Jack (Eric La Barr, who also wrote the film), Harry (Efrem P. Towns), Stuart (Maxx Maulion), and Hugo (Aaron Perilo) share an inner-city apartment at the mercy of a landlord (Tony Rayner) who seems to be looking for reasons to evict the foursome due to their late night shenanigans and sexcapades.
While Four Guys is about as straightforward as its title would imply, the film is nicely shot by D.P. Tom Sepenzis using a Panasonic HVX200 with an M2 35mm Adaptor giving the film a vastly superior look to many similar shorts. La Barr's script is part buddy flick, part sex comedy that works largely because the four leads have a solid chemistry and La Barr, in the matter of a mere 22 minutes, manages to give each character moments to shine and distinct characteristics.
Director Charles Clemmons paces the film casually, giving the humor room to breathe and the actors an opportunity to toy with the lines. This approach works particularly well with Maxx Maulion's Stuart and Efrem P. Towns' Harry, both of whom managed to make their lines even funnier the longer the camera lingered on their faces. In a supporting turn, Tia Marie Schroeder shined as Hugo's sexy girlfriend.

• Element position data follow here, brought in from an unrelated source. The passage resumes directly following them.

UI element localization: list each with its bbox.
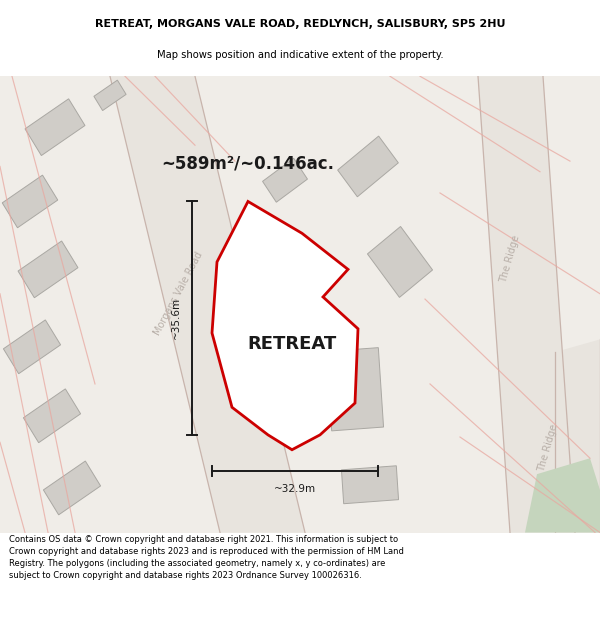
Polygon shape — [0, 76, 600, 532]
Polygon shape — [367, 226, 433, 298]
Text: Contains OS data © Crown copyright and database right 2021. This information is : Contains OS data © Crown copyright and d… — [9, 535, 404, 579]
Polygon shape — [555, 339, 600, 532]
Text: RETREAT: RETREAT — [247, 334, 337, 352]
Text: Morgans Vale Road: Morgans Vale Road — [152, 250, 204, 338]
Text: ~35.6m: ~35.6m — [171, 297, 181, 339]
Text: ~32.9m: ~32.9m — [274, 484, 316, 494]
Text: The Ridge: The Ridge — [536, 422, 560, 472]
Polygon shape — [341, 466, 398, 504]
Polygon shape — [25, 99, 85, 156]
Polygon shape — [23, 389, 80, 442]
Text: RETREAT, MORGANS VALE ROAD, REDLYNCH, SALISBURY, SP5 2HU: RETREAT, MORGANS VALE ROAD, REDLYNCH, SA… — [95, 19, 505, 29]
Text: The Ridge: The Ridge — [499, 234, 521, 284]
Text: ~589m²/~0.146ac.: ~589m²/~0.146ac. — [161, 154, 335, 173]
Polygon shape — [43, 461, 101, 515]
Polygon shape — [263, 158, 307, 202]
Polygon shape — [326, 348, 383, 431]
Polygon shape — [18, 241, 78, 298]
Polygon shape — [2, 175, 58, 228]
Polygon shape — [212, 201, 358, 450]
Polygon shape — [94, 80, 126, 111]
Text: Map shows position and indicative extent of the property.: Map shows position and indicative extent… — [157, 50, 443, 60]
Polygon shape — [478, 76, 575, 532]
Polygon shape — [110, 76, 305, 532]
Polygon shape — [4, 320, 61, 374]
Polygon shape — [338, 136, 398, 197]
Polygon shape — [525, 458, 600, 532]
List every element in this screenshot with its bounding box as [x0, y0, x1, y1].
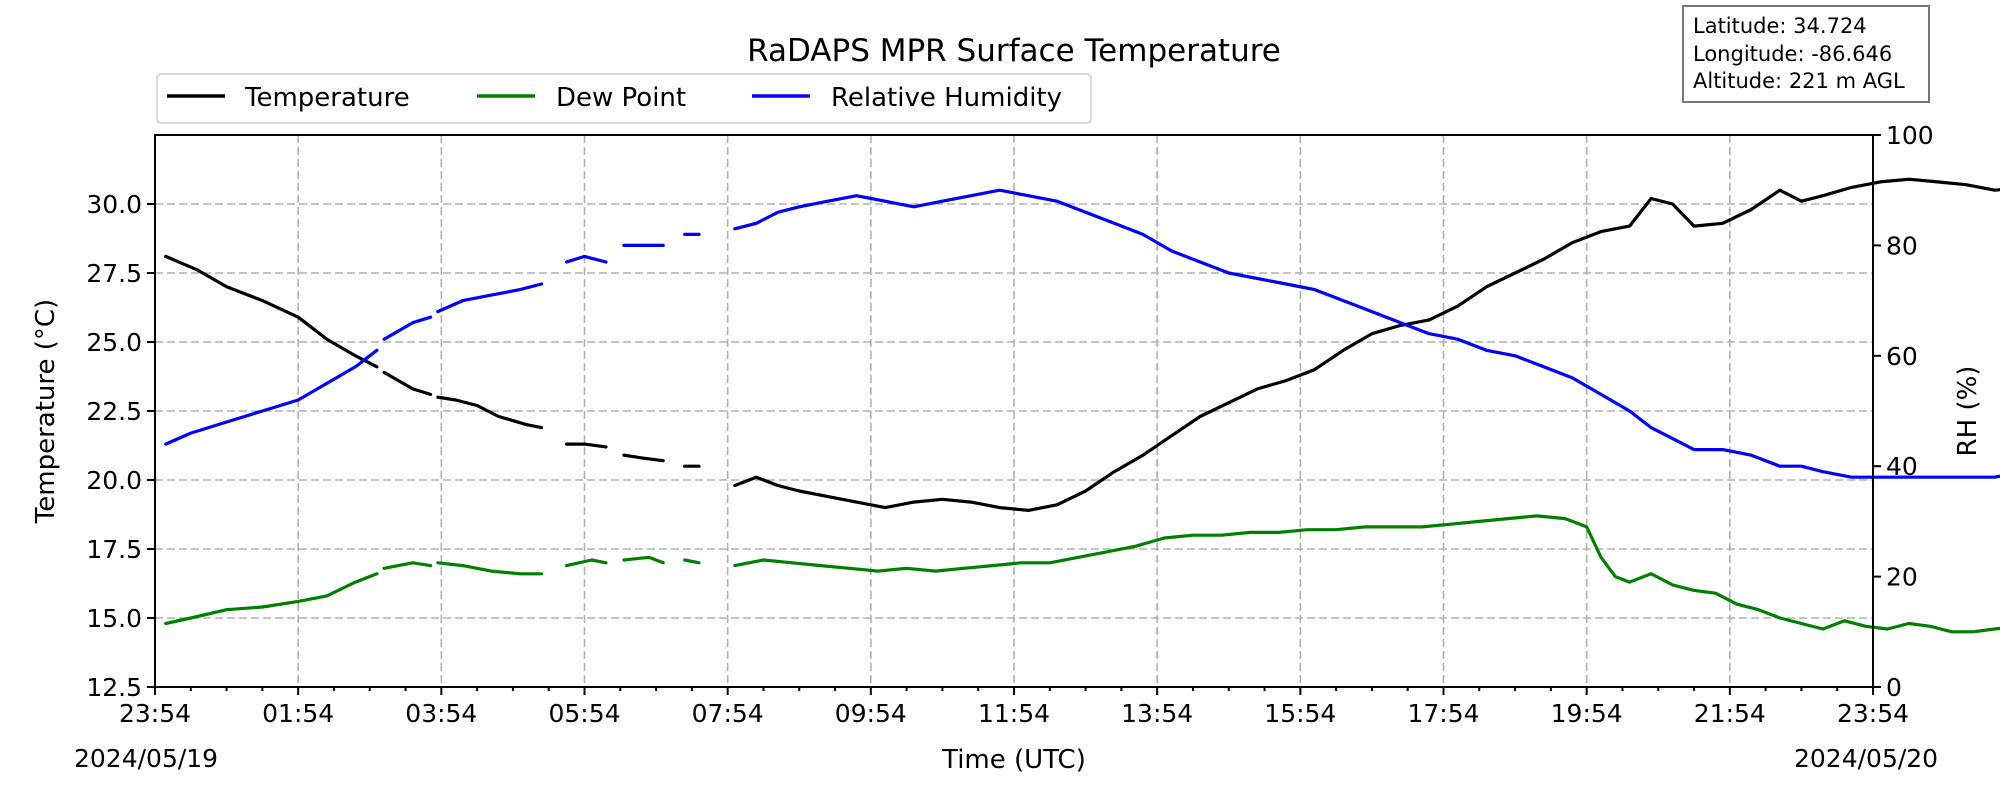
series-line-temperature — [733, 177, 2000, 512]
x-tick-label: 23:54 — [1837, 699, 1909, 728]
series-line-relative-humidity — [436, 282, 544, 314]
info-longitude: Longitude: -86.646 — [1693, 42, 1892, 66]
series-line-dew-point — [164, 572, 379, 626]
y-axis-right: 0 20 40 60 80 100 — [1873, 121, 1934, 702]
x-tick-label: 17:54 — [1407, 699, 1479, 728]
y-right-tick-label: 20 — [1886, 563, 1918, 592]
x-tick-label: 07:54 — [692, 699, 764, 728]
series-line-dew-point — [565, 558, 608, 568]
date-right: 2024/05/20 — [1794, 744, 1938, 773]
x-tick-label: 15:54 — [1264, 699, 1336, 728]
y-tick-label: 25.0 — [86, 328, 142, 357]
y-right-tick-label: 0 — [1886, 673, 1902, 702]
x-axis: 23:54 01:54 03:54 05:54 07:54 09:54 11:54 13:54… — [119, 687, 1909, 728]
series-line-temperature — [436, 395, 544, 430]
info-box-frame — [1682, 5, 1930, 103]
x-tick-label: 03:54 — [405, 699, 477, 728]
series-line-relative-humidity — [733, 188, 2000, 479]
y-right-tick-label: 60 — [1886, 342, 1918, 371]
series-line-temperature — [622, 453, 665, 463]
date-left: 2024/05/19 — [74, 744, 218, 773]
series-line-dew-point — [622, 555, 665, 565]
chart-title: RaDAPS MPR Surface Temperature — [747, 33, 1281, 69]
x-tick-label: 11:54 — [978, 699, 1050, 728]
grid — [155, 135, 1873, 687]
y-right-tick-label: 80 — [1886, 231, 1918, 260]
series-line-relative-humidity — [164, 348, 379, 446]
location-info-box: Latitude: 34.724 Longitude: -86.646 Alti… — [1682, 5, 1930, 103]
info-altitude: Altitude: 221 m AGL — [1693, 69, 1905, 93]
series-line-dew-point — [683, 558, 701, 565]
y-tick-label: 15.0 — [86, 604, 142, 633]
x-tick-label: 19:54 — [1551, 699, 1623, 728]
series-line-temperature — [565, 442, 608, 449]
y-axis-label-right: RH (%) — [1953, 366, 1983, 457]
y-tick-label: 12.5 — [86, 673, 142, 702]
series-line-temperature — [382, 370, 433, 396]
x-tick-label: 05:54 — [548, 699, 620, 728]
x-tick-label: 13:54 — [1121, 699, 1193, 728]
y-axis-label-left: Temperature (°C) — [31, 299, 61, 524]
x-tick-label: 01:54 — [262, 699, 334, 728]
info-latitude: Latitude: 34.724 — [1693, 14, 1867, 38]
series-line-temperature — [164, 254, 379, 369]
y-tick-label: 30.0 — [86, 190, 142, 219]
x-tick-label: 23:54 — [119, 699, 191, 728]
legend-label-relative-humidity: Relative Humidity — [831, 83, 1062, 113]
y-right-tick-label: 100 — [1886, 121, 1934, 150]
x-tick-label: 09:54 — [835, 699, 907, 728]
y-tick-label: 20.0 — [86, 466, 142, 495]
x-tick-label: 21:54 — [1694, 699, 1766, 728]
x-axis-label: Time (UTC) — [941, 745, 1086, 775]
y-tick-label: 27.5 — [86, 259, 142, 288]
series-lines — [164, 177, 2000, 634]
y-right-tick-label: 40 — [1886, 452, 1918, 481]
series-line-relative-humidity — [382, 315, 433, 341]
series-line-relative-humidity — [565, 254, 608, 264]
legend: Temperature Dew Point Relative Humidity — [156, 73, 1092, 124]
series-line-dew-point — [382, 561, 433, 570]
legend-label-dew-point: Dew Point — [556, 83, 686, 113]
y-tick-label: 22.5 — [86, 397, 142, 426]
y-axis-left: 12.5 15.0 17.5 20.0 22.5 25.0 27.5 30.0 — [86, 190, 155, 702]
series-line-dew-point — [436, 561, 544, 576]
legend-label-temperature: Temperature — [244, 83, 410, 113]
y-tick-label: 17.5 — [86, 535, 142, 564]
legend-box — [156, 73, 1092, 124]
series-line-dew-point — [733, 514, 2000, 634]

As a film site devoted to supporting up-and-coming independent filmmakers, The Independent Critic receives tons of submissions annually and many of the shorts tackle straightforward, inexpensive to produce themes just like this one. To be honest, many of them are downright painful to watch. Four Guys, on the other hand, is an entertaining and and fun short featuring solid performances from its ensemble cast, plenty of laughs in Eric La Barr's script and great production values including the film's camera work and Zale Morris's production design that turned a Studio City, CA apartment into the Big Apple.